Diagram 5: provincial variation in debt burden (source)


Reliance on land sales
Further supporting the above narrative is that local government revenue is heavily reliant on land sales; according to one estimate, “land sales accounted for about 30 percent of local government revenue in 2016” (source). The supply of land available for the local government to sell, however, is expected to be fully exhausted by around 2021 (see diagram 7 below).

Diagram 6 and 7: reliance on land sales for local governments (source 1; source 2)




Increased opacity
Local governments in China are “legally prohibited from borrowing or running deficits” (source) following the 1994 fiscal reforms. So how do local governments escape this oxymoron? While local governments have obtained “much of their debt in the form of bank loans”, then this is not a cause for concern as direct local government debt only increased from 16.5% of GDP in 2006 to 18.6% of GDP in 2013 (ADB, 2014). The main concern comes from opaque financing accessed through shadow banking. Following the stimulus plan announced in 2008 the central government authorized local governments to access debt through formal channels (source). As formal financing channels were not sufficient, local governments increasingly sought credit outside the formal banking system.

One common shadow financing structure is a local government financing vehicle (LGFV), which are enterprises set up by the local government and implicitly guaranteed by the central government. As LGFVs are not officially part of the government they can borrow on behalf of the local government. While the central government is no doubt aware of LGFVs, LGFVs have been overlooked as they have allowed local governments to fulfill their fiscal commitments. The next briefing will include a discussion on the decreasing reliance on LGFVs of local governments.
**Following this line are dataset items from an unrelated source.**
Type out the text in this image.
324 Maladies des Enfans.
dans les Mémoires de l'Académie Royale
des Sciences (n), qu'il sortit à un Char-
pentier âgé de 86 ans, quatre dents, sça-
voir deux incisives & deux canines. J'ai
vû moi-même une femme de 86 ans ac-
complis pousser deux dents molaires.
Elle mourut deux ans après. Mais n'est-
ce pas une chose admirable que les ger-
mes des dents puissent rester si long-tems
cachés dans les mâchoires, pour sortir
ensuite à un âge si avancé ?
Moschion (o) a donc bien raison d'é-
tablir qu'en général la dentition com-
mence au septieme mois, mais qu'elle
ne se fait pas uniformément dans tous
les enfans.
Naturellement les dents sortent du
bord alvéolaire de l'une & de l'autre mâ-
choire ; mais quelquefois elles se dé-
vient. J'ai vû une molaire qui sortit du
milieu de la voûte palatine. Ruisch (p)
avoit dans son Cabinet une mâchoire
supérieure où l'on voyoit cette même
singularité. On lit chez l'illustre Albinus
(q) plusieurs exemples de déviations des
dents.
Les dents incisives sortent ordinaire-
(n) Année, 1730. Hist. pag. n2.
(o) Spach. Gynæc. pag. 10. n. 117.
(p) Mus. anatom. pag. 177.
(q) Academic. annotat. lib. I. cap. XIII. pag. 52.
The increased reliance of local government finances on shadow banking is an issue for multiple reasons, some of which are described below. While estimates of the size of shadow banking are available, it is difficult to have a high degree of confidence in any single estimate given that estimates of the size of shadow banking has a large variance (source). An examination of estimates of shadow bank financing accessed by both government and corporates in 2013 found figures ranging from 8% (Standard Chartered) to 82% (JP Morgan) of GDP, with the average figure being around 50% (source). Another issue is that shadow banking can be argued to embody uncertainty and not risk: although case studies on shadow financing structures can be developed, then it is difficult to develop a credible view on the macro-level risk features of shadow banking. Finally, while LGFVs are widely assumed to be implicitly guaranteed by the central government, LGFV bond yields reflect provincial characteristics such as reliance on real estate, corruption, liquidity indicators and macroeconomic variables (source), indicating that markets do not view the central government implicit guarantee as fully credible. The central government has indeed recently argued that it is willing to let LGFVs fail; while analysts believe that the central government might allow a small number of LGFVs to fail (source), consensus is that widespread defaults would not be allowed.

4. Conclusion
The problem of local Chinese government debt can be traced back to the 1994 fiscal reform, resulting in unbalanced fiscal mandates being forced upon local governments. The problem accelerated following the 2008 fiscal stimulus program, which led local governments to tap the shadow banking system to fulfill a centrally underfunded fiscal stimulus program. While the average national level of local government debt is not worrying by itself, the growth rate, regional variation, reliance on land sales and opacity could be sources of issue in the future.